Дмитрий Волчек: Наконец-то в Москве на большом экране показали фильм Павла Костомарова и Александра Расторгуева ''Я тебя люблю''. Премьера получилась какая-то полуконтрабандная, в рамках дней Роттердамского фестиваля, а фильм вышел в клубный прокат, то есть увидят его немногие, и очень жаль, потому что возник он из толщи народной. Костомаров и Расторгуев выступили как антрепренеры и монтажеры: отобрали в Ростове раскованных молодых людей, раздали им портативные видеокамеры и предложили снимать свою жизнь. После сложного монтажа на экране остались молодой жовиальный мент (который режиссерам кажется похожим на Владимира Путина – такой же фальшивый), девушки трудной судьбы и прекрасные пройдохи Кузя и Буба – главная мелодия фильма рождается из похождений этой пары. Фильм уже вызвал споры, но внимание привлекают второстепенные вещи, вроде обилия нецензурной лексики; вообще кажется странным, что столь нежное кино обвиняют в грубости. После сеанса я вспоминал роман Кадзуо Исигуро ''Не отпускай меня''. Его недавно старательно экранизировали, но фильм ''Я тебя люблю'' был бы лучшей киноверсией. Исигуро рассказывает о простых людях, которые надеются, что способность любить даст им надежду на исключение из правил, обрекающих на изъятие органов и смерть. У персонажей фильма чувственность тоже остается единственным оружием, единственным вдохновением и сутью характера. Сам опыт такого несбалансированного, хаотичного фильма, снятого без технических ухищрений, но при этом пригодного для показа на большом экране, кажется очень занятным: легкомысленный ютьюб бросает вызов громоздкой киноиндустрии и вполне может, в конечном счете, ее одолеть. Павел Костомаров намерен продолжать подобного рода эксперименты; в интервью журналу ''Русский репортер'' он сказал:
Диктор: Я хотел бы снять кино про Путина. Хотел бы дать ему камеру и, как мы экспериментировали с нашими гопниками, поэкспериментировать с Путиным. Или на Селигере всем камеры раздать, чтобы они и официоз снимали, и занятия свои, и личную жизнь.
Дмитрий Волчек: Украинская премьера фильма ''Я тебя люблю'' прошла на фестивале DocuDays, а главная награда досталась ленте голландских документалистов Ганса Германа и Мартина Маата "Сергей Магнитский – Справедливость, Закон, Судьба". Фильм рассказывает о трагедии, произошедшей с российским юристом, арестованным вскоре после того, как он разоблачил коррупцию сотрудников МВД и погибшем в московском СИЗО. Ганс Герман рассказал о работе над фильмом моей коллеге Ирине Лагуниной
Ганс Герман: О судьбе Сергея мы с Мартином Маатом узнали, когда готовили фильм о Владимире Путине для голландского телевидения.
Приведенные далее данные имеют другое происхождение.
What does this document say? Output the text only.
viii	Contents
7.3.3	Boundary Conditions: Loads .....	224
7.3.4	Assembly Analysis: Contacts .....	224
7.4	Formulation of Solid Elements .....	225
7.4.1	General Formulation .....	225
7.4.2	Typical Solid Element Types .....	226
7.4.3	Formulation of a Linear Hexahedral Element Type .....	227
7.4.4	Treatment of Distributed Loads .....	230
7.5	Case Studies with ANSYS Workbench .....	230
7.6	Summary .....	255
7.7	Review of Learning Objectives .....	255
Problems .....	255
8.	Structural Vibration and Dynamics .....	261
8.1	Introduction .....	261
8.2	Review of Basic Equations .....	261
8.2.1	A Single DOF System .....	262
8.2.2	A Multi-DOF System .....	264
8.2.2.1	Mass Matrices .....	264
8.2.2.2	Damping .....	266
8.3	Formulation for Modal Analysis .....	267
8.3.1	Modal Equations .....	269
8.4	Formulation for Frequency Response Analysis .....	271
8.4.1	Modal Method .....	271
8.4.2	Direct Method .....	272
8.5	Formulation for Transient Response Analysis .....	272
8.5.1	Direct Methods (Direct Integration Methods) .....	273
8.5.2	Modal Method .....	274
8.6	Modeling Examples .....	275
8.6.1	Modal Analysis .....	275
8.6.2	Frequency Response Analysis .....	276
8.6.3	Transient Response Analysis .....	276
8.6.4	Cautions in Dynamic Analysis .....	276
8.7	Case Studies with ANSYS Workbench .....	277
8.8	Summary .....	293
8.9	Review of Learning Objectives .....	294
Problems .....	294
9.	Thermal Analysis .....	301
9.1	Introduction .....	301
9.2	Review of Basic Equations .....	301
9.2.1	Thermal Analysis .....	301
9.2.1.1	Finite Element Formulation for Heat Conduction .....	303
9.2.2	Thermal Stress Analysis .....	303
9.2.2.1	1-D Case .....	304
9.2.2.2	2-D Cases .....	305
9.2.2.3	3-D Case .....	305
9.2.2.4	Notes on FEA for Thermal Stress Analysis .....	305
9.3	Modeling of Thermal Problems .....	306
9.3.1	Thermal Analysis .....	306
В то время Сергей был еще жив, находился в заключении, и мы посвятили ему 10 минут в фильме о Путине. Но мы не могли забыть эту историю и решили подготовить отдельный документальный фильм к 16 ноября 2010 года, первой годовщине со дня смерти Сергея. Меня потрясло то, что, несмотря на все давление, которое на него оказывалось, Сергей оставался верен себе до самого конца – его мужество и вдохновило нас сделать этот фильм. Нам оказалось не так просто приехать в Россию, процесс оформления виз сильно затянулся. Мы хотели снимать в Матросской тишине и Бутырской тюрьме, где содержали Сергея, сделать интервью с заключенными, и подали заявку за несколько месяцев до приезда в Москву. В конце концов, нам сообщили, что все бумаги оформлены правильно, но ФСБ проверяет нашу съемочную группу. Тогда нам стало ясно, что разрешение на эти съемки мы не получим.
Нам очень помогли правозащитники, в частности, Зоя Светова и председатель Общественной комиссии по контролю за обеспечением прав человека в местах принудительного содержания Валерий Борщев. Я внимательно прочитал их отчет о деле Магнитского, и считаю, что они проявили выдающуюся смелость, когда без обиняков говорили в нашем фильме о том, что произошло с Сергеем, и назвали имена тех, кого они считают виновными в его гибели.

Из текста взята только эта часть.